Parábola de Melendi
Que el cantautor astur protagonice tres de las cuatro portadas cardiacas es señal inequívoca de que se acabó lo que se daba. Adiós al glamour, al estilo, al poder como salvoconducto al olimpo rosa
No es por llevarle la contraria a la NASA ni darle la razón a los apocalípticos de los mayas, para terrenal e integrada, mi menda. Pero, aunque hoy haya salido un sol que raja, me temo que el mundo se va al carajo. Por ahora no llueven ranas, ni sangre, ni mucho menos hombres, aleluya, que clamaba el himno, más quisiéramos algunas. No obstante, el hecho incontrovertible de que el cantautor astur conocido como Melendi protagonice tres de las cuatro portadas de las revistas cardiacas es señal inequívoca de que se acabó lo que se daba. Adiós al glamour, al estilo, al poder omnímodo del dinero y la belleza como salvoconducto al olimpo rosa. A no ser que se trate de una estrategia navideña en plan saque a un proletario en su cover, como hacen las revistas femeninas con su número anual de gordas para lavar su conciencia, estamos ante un cambio de ciclo que ríete tú del hundimiento de Lehman Brothers.
Conste que el coach revelación de La voz me cae de fábula, no diré si de las de Esopo o las de Fátima, la ministra, yo de vírgenes no opino porque no tengo datos. Que es un cantante mediocre lo dice él mismo. Por lo demás, tampoco mata: un mocetón ni gordo ni flaco ni feo ni guapo, dos palmos más alto que la media, eso sí, al que se le entiende lo que dice y junta correctamente sujeto, verbo y predicado, no como otras estrellas latinas que, más que cantar, mascullan en cirílico, y no miro a nadie, Shakira, loba, a ver cuándo sales de cuentas, te afilas las garras y vuelves a ser quien eras. Un tío del montón de arriba, el asturiano, vale. Pero de ahí a chico de portada va ese abismo del que hablan todos los titulares desde 2007.
Lo enigmático del Expediente Melendi es su condición de paradigma de los tiempos, yo que Íker Jiménez le hacía un Cuarto milenio.

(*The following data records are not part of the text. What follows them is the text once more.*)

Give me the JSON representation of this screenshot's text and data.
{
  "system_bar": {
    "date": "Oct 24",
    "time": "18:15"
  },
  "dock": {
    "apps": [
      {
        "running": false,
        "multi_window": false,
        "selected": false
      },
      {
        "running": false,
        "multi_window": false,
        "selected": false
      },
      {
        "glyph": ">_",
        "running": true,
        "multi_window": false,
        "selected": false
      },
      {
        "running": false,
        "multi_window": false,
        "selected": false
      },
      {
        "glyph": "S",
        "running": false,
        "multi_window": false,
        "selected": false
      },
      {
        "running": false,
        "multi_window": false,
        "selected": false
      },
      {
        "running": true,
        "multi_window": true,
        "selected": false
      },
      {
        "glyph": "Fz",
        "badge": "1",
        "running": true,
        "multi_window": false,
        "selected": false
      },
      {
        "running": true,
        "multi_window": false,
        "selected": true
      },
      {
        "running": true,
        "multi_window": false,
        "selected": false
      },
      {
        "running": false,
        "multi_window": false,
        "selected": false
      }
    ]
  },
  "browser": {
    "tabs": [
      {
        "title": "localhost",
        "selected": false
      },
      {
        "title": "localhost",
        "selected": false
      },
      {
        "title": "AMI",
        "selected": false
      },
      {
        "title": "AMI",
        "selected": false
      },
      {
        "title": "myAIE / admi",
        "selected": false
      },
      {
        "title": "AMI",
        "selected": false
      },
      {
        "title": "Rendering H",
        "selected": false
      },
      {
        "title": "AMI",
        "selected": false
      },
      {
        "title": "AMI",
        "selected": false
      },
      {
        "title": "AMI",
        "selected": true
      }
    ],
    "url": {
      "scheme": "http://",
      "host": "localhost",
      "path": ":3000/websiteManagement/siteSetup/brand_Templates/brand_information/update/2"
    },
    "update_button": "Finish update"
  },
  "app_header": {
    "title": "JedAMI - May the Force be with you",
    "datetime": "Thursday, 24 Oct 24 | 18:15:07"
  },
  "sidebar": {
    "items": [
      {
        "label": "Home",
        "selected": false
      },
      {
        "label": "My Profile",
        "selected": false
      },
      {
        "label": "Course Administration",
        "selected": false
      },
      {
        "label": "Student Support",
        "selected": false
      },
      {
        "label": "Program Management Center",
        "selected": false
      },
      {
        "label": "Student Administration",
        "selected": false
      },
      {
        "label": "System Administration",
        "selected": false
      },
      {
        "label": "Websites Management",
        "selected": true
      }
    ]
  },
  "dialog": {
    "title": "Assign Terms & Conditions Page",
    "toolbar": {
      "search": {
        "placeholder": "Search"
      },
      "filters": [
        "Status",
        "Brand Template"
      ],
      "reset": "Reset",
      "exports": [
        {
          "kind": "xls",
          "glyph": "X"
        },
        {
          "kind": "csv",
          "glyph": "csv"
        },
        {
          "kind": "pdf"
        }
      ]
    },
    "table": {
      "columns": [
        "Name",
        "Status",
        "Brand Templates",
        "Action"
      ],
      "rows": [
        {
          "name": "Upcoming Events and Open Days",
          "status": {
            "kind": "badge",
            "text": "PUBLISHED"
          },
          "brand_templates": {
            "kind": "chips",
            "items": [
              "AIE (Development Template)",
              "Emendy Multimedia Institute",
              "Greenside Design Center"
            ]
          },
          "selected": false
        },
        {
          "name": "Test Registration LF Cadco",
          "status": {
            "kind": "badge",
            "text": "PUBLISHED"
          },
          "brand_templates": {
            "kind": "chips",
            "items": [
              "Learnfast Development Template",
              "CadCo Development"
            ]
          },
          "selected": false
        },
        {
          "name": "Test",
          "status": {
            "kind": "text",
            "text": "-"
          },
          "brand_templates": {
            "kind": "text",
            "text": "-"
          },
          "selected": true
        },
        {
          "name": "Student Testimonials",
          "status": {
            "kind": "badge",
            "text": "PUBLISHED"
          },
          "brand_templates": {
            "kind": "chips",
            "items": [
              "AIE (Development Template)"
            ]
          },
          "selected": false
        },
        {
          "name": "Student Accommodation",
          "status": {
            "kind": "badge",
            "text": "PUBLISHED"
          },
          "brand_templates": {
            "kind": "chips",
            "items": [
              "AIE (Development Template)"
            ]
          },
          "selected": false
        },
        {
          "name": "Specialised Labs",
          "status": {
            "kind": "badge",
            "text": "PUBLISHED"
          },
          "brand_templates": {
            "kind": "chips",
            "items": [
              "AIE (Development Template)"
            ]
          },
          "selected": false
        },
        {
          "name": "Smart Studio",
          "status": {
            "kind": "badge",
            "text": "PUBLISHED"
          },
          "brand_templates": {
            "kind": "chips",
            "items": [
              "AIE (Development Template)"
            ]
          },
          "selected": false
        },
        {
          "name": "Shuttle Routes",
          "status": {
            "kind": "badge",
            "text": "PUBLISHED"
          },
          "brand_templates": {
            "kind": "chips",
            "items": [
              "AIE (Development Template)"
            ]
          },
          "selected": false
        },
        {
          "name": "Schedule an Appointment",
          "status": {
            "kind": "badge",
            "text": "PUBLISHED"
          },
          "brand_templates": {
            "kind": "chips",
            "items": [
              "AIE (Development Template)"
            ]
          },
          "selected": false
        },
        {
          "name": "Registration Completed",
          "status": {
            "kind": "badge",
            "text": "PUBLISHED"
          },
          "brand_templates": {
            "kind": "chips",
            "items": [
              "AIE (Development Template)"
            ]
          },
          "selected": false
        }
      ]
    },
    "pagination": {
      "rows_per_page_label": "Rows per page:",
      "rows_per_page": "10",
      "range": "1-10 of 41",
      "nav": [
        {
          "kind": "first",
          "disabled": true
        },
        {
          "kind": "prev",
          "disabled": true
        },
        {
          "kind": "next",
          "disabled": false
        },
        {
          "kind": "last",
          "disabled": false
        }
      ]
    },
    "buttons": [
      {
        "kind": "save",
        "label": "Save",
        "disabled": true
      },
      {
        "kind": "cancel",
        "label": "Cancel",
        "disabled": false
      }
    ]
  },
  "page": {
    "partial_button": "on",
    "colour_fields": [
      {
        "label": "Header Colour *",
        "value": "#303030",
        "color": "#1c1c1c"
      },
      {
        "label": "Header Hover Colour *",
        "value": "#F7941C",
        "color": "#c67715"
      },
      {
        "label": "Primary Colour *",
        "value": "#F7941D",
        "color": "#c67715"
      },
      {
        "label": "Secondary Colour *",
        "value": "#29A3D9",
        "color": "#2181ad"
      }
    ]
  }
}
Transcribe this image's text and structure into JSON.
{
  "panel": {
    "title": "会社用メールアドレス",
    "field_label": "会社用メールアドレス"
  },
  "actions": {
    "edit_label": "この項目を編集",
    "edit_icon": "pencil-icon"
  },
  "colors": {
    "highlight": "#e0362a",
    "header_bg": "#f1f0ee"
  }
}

El chico era un rockero seudoindie que se forró yendo de maldito de suburbio hasta que un día, más harto de vino que de rosas, se pasó de todas las rayas, montó un pollo al chilindrón en un avión transoceánico, pidió clemencia, cruzó la travesía del desierto, se esquiló las rastas de perroflauta y volvió al redil de la industria más limpito que un San Luis y con un alisado más relamido que el de UsunYun.
No me digas que el historión no es de telenovela de sobremesa. La Parábola de Melendi, podría titularse, si no fuera porque lo tiene registrado una lista como nombre de una casa rural en Ribadesella. Ahora que Echenique se ha cargado Amar en tiempos revueltos, petaba los audímetros. El culebrón, digo. Si no nos privaran tanto las historias de hijos pródigos haría décadas que hubieran ejecutado al autor de la campaña de El Almendro e Iñaki no volvería a cenar en La Zarzuela por Navidad.
Porque fue así –confeso, convicto y domesticadito–, los tiburones de Gestmusic primero y las pirañas del cuché después le perdonaron la vida a Melendi y lo relanzaron al estrellato mainstream. Por eso lo sacan ahora de ufano esposo de una beldad al uso, feliz papá de un precioso rorro y ciudadano de pro Schengen con la familia en Eurodisney. ¿Que el chorbo insiste en cantar con deje poligonero y meter tres tacos por verso? Peccata minuta. Al lado de las chonis y los canis de Gandía Shore, tal Barbie de extrarradio es Olivia Palermo.